Friday, December 14, 2012

Apriori in Java (Part 2)


(Part 1)

Apriori Algorithm:

The algorithm works as follows: first it generates all the frequent itemsets of length 1 w.r.t. the given threshold (minimum support). Then it continue to generate itemsets of lengths 2,3, ... ,n if possible. There are lots of improvements and pruning possible in the implementation.

Do we need to sort frequently? First observation is, if the items are taken in sorted order on step k = 1, all the frequent patterns generated in future will also be in sorted order if maintained properly. So this eliminates the necessity of sorting or storing itemsets in logarithmic data structures like map or set. Rather, we can store them in arraylist or vector like data structure.

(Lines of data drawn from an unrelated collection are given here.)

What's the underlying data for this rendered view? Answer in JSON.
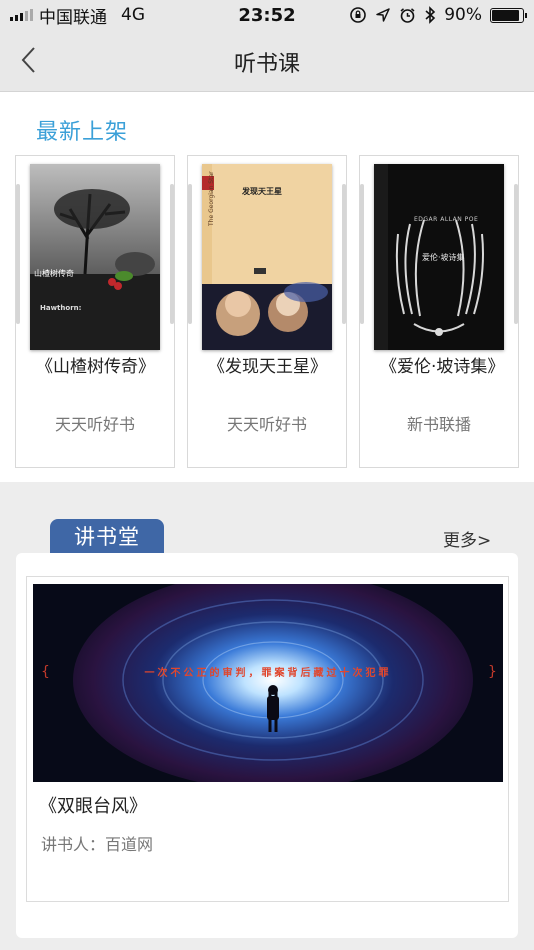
{
  "status_bar": {
    "carrier": "中国联通",
    "network": "4G",
    "time": "23:52",
    "battery": "90%",
    "battery_level": 0.9
  },
  "nav": {
    "title": "听书课",
    "back_icon": "chevron-left-icon"
  },
  "new_arrivals": {
    "title": "最新上架",
    "books": [
      {
        "title": "《山楂树传奇》",
        "source": "天天听好书",
        "cover_text": {
          "main": "山楂树传奇",
          "sub": "Hawthorn:"
        }
      },
      {
        "title": "《发现天王星》",
        "source": "天天听好书",
        "cover_text": {
          "main": "发现天王星",
          "sub": "The Georgian Star"
        }
      },
      {
        "title": "《爱伦·坡诗集》",
        "source": "新书联播",
        "cover_text": {
          "main": "爱伦·坡诗集",
          "sub": "EDGAR ALLAN POE"
        }
      }
    ]
  },
  "lecture_hall": {
    "tab_label": "讲书堂",
    "more_label": "更多>",
    "item": {
      "title": "《双眼台风》",
      "speaker": "讲书人：百道网",
      "banner_text": "一次不公正的审判，罪案背后藏过十次犯罪"
    }
  },
  "colors": {
    "accent_blue": "#3ba0d8",
    "tab_blue": "#3f67a6",
    "background": "#ededed"
  }
}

How do we generate itemsets of length k+1? We generate itemsets of length k+1 by merging two itemsets of length k. If two itemsets I1 and I2 have a common prefix of length k-1, and I1[k] < I2[k], we can take I1[1 ... k-1] I1[k] I2[k] which is an itemset of length k+1. As our itemsets are sorted, and frequent itemsets generated are also sorted, this can be done in O(N*K^2). Well, if we follow the naive approach, it will take O(N*K^3), however, as we can pre-calculate the length of common prefix of consecutive items in O(N*K), later, we can use this to perform joining operation stated above and also do early termination rather than looking for the entire N items. The approach is demonstrated in source code.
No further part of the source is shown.